Electrostatics and electronics are scientifically a bit like the United Kingdom and the United States. At first sight they seem to share a common language, but once
you start looking at them in detail you realise they are using the same words to mean different things!
The idea of electric potential comes from electrostatics. We can understand what it means by considering what happens to an electron which is free to move
around near to an object which contains a mixture of protons and electrons.
Usually, a material is electrically neutral. This means that it contains the same number of electrons and protons, with these spread fairly uniformly
throughout the material. (If we look closely enough we will discover that the protons are bunched together in atomic nuclei and the electrons are whizzing around
them. However, once we are more than a tiny distance away this detail has no effect.) A ‘free’ electron is attracted by each of the protons in the piece of material.
It is also repelled by each electron inside the material. Since the number of electrons and protons are the same, and they are distributed in much the same way,
these two forces cancel. As a result, a free electron does not really notice the presence of the neutral lump of material.
We can charge up an object by adding or removing electrons. The object is then said to have an electrostatic potential. The units of this are Volts. A
positive charge corresponds to having some electrons missing, whereas a negative charge means the object has extra electrons.
The attracting and repelling forces on a free electron near a charged object don't cancel out, so the electron will be pulled toward a
positively charged object or repelled from a negatively charged one.
If we release a free electron some way away from a positively charged object it will be pulled toward the object. As a result, it accelerates toward the object,
gaining velocity - and kinetic energy - as it approaches. When it hits the object the moving electron will have picked up an energy equal to eV, where e is the
electron's charge (in Coulombs) and V is the object's potential (in Volts).

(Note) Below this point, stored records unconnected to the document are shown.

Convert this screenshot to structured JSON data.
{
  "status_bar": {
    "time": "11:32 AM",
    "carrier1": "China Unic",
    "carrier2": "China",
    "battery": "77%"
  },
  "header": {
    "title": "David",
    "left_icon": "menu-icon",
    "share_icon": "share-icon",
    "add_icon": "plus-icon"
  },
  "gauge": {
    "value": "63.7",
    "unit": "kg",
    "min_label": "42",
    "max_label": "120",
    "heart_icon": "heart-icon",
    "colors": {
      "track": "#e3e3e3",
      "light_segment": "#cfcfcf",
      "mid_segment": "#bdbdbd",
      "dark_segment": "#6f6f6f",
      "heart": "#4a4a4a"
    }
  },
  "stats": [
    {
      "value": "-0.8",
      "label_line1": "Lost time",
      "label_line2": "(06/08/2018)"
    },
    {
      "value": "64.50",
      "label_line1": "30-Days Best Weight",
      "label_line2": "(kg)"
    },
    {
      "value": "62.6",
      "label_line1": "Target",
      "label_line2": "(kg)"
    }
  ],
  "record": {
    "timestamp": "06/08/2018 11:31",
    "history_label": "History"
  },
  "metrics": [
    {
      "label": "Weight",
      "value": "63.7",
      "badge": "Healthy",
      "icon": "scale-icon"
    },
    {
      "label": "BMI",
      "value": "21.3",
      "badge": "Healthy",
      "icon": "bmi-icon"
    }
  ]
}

Since this energy is released, does this means that by smashing electrons into objects we could continually get energy and so have perpetual motion?
This relationship between the energy gained and the potential gives us a way to define and measure the electrostatic potential of an object. We can 'drop' an electron on to the object and
measure the energy released. Dividing this energy by the electron's charge gives us the value of the object's potential.
The explanation given above tells us what we need to know to understand how potentials appear, and how they are used in the situations described by electrostatics. In electronic engineering
we use the related idea of potential differences to explain the movement of electrons.